A estiagem prolongada, que ultrapassa cem dias em algumas regiões do País, deve pressionar ainda mais os preços do açúcar, café e laranja, que já estão em alta. Também pode turbinar ainda mais a cotação do etanol, combustível derivado da cana, no período de entressafra.
Em 12 meses até agosto, o açúcar refinado subiu 6,31% no varejo, a laranja-pera teve alta de 47,56%, o café subiu 16,64% e o etanol, 10,05%, segundo o Índice de Preços ao Consumidor Amplo do IBGE. No mesmo período, a inflação geral medida pelo mesmo indicador foi de 4,24%.
Os efeitos da estiagem nos preços dos alimentos e na tarifa de energia elétrica, além da demanda aquecida e da desvalorização do real em relação ao dólar, fizeram economistas rever para cima as projeções de inflação para este ano e colocar viés de alta no IPCA de 2025. Além disso, esse cenário, na avaliação dos economistas, indica a necessidade de um novo ciclo de alta dos juros básicos da economia a partir deste mês para conter as pressões inflacionárias.

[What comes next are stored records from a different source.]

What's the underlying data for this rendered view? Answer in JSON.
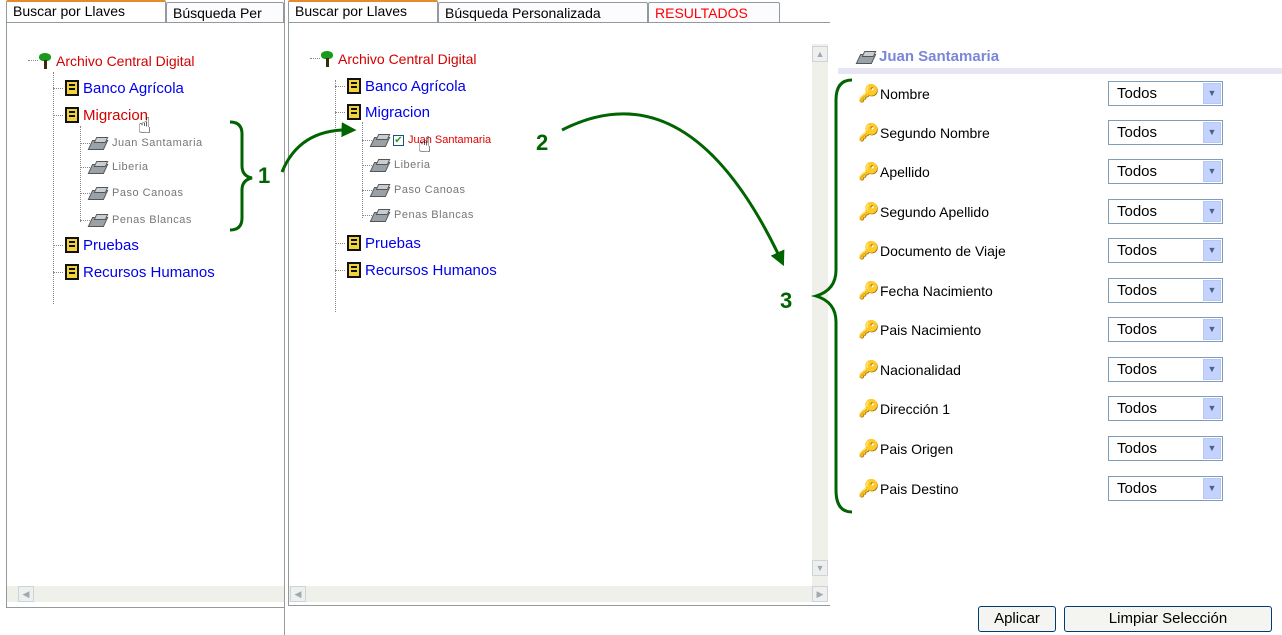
{
  "left_window": {
    "tabs": [
      {
        "label": "Buscar por Llaves"
      },
      {
        "label": "Búsqueda Per"
      }
    ],
    "tree": {
      "root": "Archivo Central Digital",
      "items": [
        {
          "label": "Banco Agrícola"
        },
        {
          "label": "Migracion"
        },
        {
          "label": "Juan Santamaria"
        },
        {
          "label": "Liberia"
        },
        {
          "label": "Paso Canoas"
        },
        {
          "label": "Penas Blancas"
        },
        {
          "label": "Pruebas"
        },
        {
          "label": "Recursos Humanos"
        }
      ]
    }
  },
  "main_window": {
    "tabs": [
      {
        "label": "Buscar por Llaves"
      },
      {
        "label": "Búsqueda Personalizada"
      },
      {
        "label": "RESULTADOS"
      }
    ],
    "tree": {
      "root": "Archivo Central Digital",
      "items": [
        {
          "label": "Banco Agrícola"
        },
        {
          "label": "Migracion"
        },
        {
          "label": "Juan Santamaria"
        },
        {
          "label": "Liberia"
        },
        {
          "label": "Paso Canoas"
        },
        {
          "label": "Penas Blancas"
        },
        {
          "label": "Pruebas"
        },
        {
          "label": "Recursos Humanos"
        }
      ]
    },
    "filters": {
      "heading": "Juan Santamaria",
      "rows": [
        {
          "label": "Nombre",
          "value": "Todos"
        },
        {
          "label": "Segundo Nombre",
          "value": "Todos"
        },
        {
          "label": "Apellido",
          "value": "Todos"
        },
        {
          "label": "Segundo Apellido",
          "value": "Todos"
        },
        {
          "label": "Documento de Viaje",
          "value": "Todos"
        },
        {
          "label": "Fecha Nacimiento",
          "value": "Todos"
        },
        {
          "label": "Pais Nacimiento",
          "value": "Todos"
        },
        {
          "label": "Nacionalidad",
          "value": "Todos"
        },
        {
          "label": "Dirección 1",
          "value": "Todos"
        },
        {
          "label": "Pais Origen",
          "value": "Todos"
        },
        {
          "label": "Pais Destino",
          "value": "Todos"
        }
      ]
    },
    "buttons": {
      "apply": "Aplicar",
      "clear": "Limpiar Selección"
    }
  },
  "annotations": {
    "one": "1",
    "two": "2",
    "three": "3",
    "color": "#006400"
  }
}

Cana: queimadas e estiagem
Ainda não há dados atualizados do governo sobre o estrago que a falta de chuvas e as queimadas provocaram no agronegócio, sobretudo nas culturas perenes - aquelas lavouras que demoram vários anos para ter a primeira safra, como café, laranja e cana.
Mas a Organização das Associações de Produtores de Cana do Brasil (Orplana), por exemplo, informa que 181 mil hectares com cana-de-açúcar foram queimados entre o dia 23 de agosto e o dia 10 de setembro, a maior parte no Estado de São Paulo. O prejuízo calculado é de mais de R$ 1,2 bilhão.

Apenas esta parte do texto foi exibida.